Other risks I took both helped me grow as a writer and made for good stories. My children’s story, The Fairy and the Centaur, managed to tell an allegorical story without being overly preachy. I’m not a fan of the Cloud Fairy’s speech being three pages long, but I think with a good illustrator, those pages could remain interesting for the readers while delivering their message. However, this story, along with my third piece of flash fiction, Storm Marches, reminded me of one of my recurring writing flaws: I often write long sentences with repetitious adjectives and unneeded adverbs. It’s as if I’m trying to prove my writing skills to the audience, and it’s something that I need to work on. However, with Storm Marches and The Fairy and the Centaur, rereads, editing, and peer reviews proved to be useful tools to correcting this problem. Both of these stories also happened to be prose fiction, which I’m often afraid to write. I sometimes feel scared that I don’t know the characters well enough, that I haven’t planned far enough ahead, that I don’t have a tone down for each character and passage. However, through writing these two pieces of fiction, along with my first and fourth pieces of flash fiction (Cold and Cool  and Something Strange, Something New respectively), I learned that when it comes to prose, I just have to practice. It’s the only way I can ever improve, and I can always return to edit the pieces later.
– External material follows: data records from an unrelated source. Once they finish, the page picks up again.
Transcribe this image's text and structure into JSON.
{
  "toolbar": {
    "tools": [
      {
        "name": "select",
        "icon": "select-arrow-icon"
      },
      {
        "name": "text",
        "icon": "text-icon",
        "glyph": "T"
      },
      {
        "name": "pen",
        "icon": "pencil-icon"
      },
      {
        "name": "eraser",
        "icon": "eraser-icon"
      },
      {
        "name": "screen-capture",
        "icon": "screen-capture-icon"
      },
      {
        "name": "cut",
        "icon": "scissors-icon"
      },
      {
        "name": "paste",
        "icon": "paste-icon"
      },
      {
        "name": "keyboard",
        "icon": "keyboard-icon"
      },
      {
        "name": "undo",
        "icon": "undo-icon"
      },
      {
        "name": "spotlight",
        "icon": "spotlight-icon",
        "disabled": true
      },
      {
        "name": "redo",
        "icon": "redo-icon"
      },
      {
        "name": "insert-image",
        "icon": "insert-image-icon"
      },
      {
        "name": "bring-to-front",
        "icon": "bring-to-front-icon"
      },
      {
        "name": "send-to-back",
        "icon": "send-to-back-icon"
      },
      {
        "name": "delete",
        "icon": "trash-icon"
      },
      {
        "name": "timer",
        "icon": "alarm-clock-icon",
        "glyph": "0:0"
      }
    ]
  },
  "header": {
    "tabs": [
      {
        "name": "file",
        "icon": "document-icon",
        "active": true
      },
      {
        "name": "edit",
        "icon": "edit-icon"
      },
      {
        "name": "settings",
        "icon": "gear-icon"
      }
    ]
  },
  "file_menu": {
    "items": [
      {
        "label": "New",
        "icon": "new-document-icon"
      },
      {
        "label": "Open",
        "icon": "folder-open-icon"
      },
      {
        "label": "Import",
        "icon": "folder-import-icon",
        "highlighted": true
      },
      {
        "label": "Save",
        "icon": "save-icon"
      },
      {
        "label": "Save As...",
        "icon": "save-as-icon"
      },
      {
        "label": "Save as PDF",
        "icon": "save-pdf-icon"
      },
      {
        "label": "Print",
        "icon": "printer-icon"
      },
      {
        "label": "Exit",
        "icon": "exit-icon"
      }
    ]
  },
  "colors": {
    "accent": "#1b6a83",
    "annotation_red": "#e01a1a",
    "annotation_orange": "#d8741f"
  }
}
I’m very proud of my portfolio. It shows my progression through the realms of prose and flash fiction, along with small poems that I’m very happy with. When I write poetry, I try to channel emotions into words that others can connect to and find new meaning in. I think that the poems, combined with my flash fiction, helps show who I am as a writer: someone intrigued by both the ordinary and the strange, someone who wants to connect the two, just as my blog connects poems to prose. My blog and portfolio show that I’m already strong when it comes to poetry, but that I have lots of room to grow in the realm of prose fiction. It’s a skill that I can’t wait to develop.

I’m very glad that I took this course, because it helped me to take risks and helped me to start this blog. I plan on continuing to update it with poems, flash fiction…maybe even some longer, ongoing serial stories. I hope that the readers are inspired to write something of their own, because it really is the most marvelous feeling in the world to look back and see how far one has come, and how far one can go.